On May 28, 1964, Khanh put his rivals on trial. The generals were secretly interrogated for five and a half hours, mostly about details of their coup against Diệm, rather than the original charge of promoting neutralism. As all of the officers were involved in the plot against Diệm, this did not reveal any information new to them. The court deliberated for over nine hours.
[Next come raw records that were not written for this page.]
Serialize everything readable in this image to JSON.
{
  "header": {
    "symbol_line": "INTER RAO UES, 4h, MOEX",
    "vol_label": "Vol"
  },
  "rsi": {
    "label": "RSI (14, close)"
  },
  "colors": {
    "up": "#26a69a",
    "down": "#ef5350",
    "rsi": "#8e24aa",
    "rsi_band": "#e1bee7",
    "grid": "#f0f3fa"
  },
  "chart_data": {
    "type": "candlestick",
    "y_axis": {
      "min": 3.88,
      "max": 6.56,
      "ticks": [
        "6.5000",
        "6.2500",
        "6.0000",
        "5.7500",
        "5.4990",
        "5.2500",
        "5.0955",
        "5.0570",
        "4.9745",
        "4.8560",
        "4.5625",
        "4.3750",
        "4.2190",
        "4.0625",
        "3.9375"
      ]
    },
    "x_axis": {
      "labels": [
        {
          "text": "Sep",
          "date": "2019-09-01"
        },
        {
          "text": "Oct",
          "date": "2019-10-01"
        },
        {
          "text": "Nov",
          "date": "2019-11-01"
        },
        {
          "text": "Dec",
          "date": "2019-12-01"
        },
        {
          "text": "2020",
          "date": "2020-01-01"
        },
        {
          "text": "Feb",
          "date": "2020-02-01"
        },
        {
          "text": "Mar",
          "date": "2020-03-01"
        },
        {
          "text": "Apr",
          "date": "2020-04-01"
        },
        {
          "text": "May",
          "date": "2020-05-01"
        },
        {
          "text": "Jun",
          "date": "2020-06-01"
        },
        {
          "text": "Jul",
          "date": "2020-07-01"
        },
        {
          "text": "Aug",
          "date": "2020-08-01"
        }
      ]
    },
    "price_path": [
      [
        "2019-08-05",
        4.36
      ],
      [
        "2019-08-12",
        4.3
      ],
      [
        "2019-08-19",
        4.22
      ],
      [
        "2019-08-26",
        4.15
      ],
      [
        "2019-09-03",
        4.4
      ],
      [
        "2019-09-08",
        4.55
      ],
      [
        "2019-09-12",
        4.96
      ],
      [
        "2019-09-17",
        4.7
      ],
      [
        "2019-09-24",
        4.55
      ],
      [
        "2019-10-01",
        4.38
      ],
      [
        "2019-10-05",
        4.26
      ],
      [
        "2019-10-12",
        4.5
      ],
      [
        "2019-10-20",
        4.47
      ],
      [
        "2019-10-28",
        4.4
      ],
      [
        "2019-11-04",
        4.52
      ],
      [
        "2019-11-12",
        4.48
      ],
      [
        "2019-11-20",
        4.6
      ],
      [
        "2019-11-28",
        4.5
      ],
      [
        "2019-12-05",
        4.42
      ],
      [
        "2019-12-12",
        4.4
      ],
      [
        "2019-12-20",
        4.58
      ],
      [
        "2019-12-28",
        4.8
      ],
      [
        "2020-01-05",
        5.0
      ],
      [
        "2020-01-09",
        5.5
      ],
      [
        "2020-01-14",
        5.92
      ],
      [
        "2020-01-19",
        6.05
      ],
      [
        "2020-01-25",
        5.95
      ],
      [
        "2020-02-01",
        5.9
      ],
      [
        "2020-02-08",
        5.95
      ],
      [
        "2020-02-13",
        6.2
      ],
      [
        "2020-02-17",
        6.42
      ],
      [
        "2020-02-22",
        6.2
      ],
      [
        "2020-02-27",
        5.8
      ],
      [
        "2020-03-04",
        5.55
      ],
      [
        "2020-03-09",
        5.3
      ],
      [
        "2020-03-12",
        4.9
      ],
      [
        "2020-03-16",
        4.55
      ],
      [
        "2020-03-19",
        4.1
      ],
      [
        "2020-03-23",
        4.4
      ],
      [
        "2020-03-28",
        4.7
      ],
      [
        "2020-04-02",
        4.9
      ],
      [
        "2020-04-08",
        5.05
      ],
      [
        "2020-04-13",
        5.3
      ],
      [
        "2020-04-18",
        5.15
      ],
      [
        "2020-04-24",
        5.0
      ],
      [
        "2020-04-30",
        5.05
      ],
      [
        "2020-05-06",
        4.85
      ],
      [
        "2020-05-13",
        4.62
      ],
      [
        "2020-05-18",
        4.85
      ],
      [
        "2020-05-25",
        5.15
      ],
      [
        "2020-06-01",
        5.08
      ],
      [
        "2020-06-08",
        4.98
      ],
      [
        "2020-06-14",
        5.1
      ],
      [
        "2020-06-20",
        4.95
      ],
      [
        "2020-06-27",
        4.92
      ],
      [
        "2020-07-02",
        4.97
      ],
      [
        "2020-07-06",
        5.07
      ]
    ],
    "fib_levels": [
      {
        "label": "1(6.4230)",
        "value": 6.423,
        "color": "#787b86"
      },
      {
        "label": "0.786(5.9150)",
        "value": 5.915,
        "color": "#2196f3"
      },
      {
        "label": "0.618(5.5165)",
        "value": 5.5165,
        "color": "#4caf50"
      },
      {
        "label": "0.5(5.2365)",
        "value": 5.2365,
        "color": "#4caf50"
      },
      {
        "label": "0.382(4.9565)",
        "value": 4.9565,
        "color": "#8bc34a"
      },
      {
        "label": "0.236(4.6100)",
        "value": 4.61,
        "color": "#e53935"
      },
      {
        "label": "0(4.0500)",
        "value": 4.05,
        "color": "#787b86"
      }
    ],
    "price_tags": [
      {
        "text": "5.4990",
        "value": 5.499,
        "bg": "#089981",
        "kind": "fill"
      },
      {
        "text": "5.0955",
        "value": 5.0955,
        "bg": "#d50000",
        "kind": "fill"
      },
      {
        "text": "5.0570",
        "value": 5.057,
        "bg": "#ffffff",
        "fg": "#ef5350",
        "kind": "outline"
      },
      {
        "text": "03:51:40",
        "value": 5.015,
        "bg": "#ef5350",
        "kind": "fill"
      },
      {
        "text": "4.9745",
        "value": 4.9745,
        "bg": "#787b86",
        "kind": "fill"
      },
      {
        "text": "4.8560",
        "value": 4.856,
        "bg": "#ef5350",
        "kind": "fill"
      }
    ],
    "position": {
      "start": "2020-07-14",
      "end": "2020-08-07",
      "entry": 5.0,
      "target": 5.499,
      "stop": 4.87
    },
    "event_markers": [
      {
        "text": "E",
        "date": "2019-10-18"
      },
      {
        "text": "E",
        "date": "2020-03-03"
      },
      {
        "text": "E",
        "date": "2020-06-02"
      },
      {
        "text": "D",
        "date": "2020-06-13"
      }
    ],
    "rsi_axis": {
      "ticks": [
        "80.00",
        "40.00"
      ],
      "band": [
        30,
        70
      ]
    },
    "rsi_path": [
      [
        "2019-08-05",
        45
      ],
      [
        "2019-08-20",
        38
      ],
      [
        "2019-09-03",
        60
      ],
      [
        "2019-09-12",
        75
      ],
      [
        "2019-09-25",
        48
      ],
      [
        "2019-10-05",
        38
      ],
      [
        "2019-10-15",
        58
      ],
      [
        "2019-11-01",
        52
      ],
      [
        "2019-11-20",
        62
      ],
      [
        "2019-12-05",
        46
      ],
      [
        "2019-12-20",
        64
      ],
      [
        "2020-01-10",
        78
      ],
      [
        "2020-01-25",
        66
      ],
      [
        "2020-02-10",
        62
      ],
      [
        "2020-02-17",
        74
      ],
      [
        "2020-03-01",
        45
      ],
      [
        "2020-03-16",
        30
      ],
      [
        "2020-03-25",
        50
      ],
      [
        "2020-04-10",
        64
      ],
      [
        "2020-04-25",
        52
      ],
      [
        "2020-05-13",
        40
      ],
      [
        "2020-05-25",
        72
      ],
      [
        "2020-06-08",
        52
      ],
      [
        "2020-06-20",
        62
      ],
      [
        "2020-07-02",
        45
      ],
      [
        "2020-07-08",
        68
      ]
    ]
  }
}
When it reconvened for the verdict on May 29, Khánh stated, "We ask that once you begin to serve again in the army, you do not take revenge on anybody." The tribunal then "congratulated" the generals, but found that they were of "lax morality" and unqualified to command due to a "lack of a clear political concept." They were chastised for being "inadequately aware of their heavy responsibility" and for letting "their subordinates take advantage of their positions." The four imprisoned generals were allowed to remain in Da Lat under surveillance with their families. However, there were reports that the trial ended in a festive manner akin to a party, as the officers shook hands and made up with one another, with Minh reported to have commended Khanh for his "fairness" before organising a celebratory dinner for the generals. All four generals were barred from commanding troops for a period; Kim was banned for six years. Offices were prepared for the quartet so that they could participate in "research and planning." Worried that the group of idle officers would plot against him, Khánh made some preliminary arrangements to send them to the United States for military study, but this fell through. When Khánh was himself deposed in 1965, he handed over dossiers proving that the four generals were innocent; the original documents that Khánh claimed proved his accusations of neutralism were neither presented to nor found by anyone.

During the period of house arrest, Khánh briefly released Đính and Kim when the United Front for the Liberation of Oppressed Races, known by its French acronym of FULRO, launched an uprising in the central highlands calling for autonomy for indigenous people. Đính and Kim were sent to Ban Mê Thuột in an attempt to end the standoff in September 1964, but after negotiations stalled, they conferred with Khánh and decided to order ARVN troops to crush the rebellion, which was carried out successfully.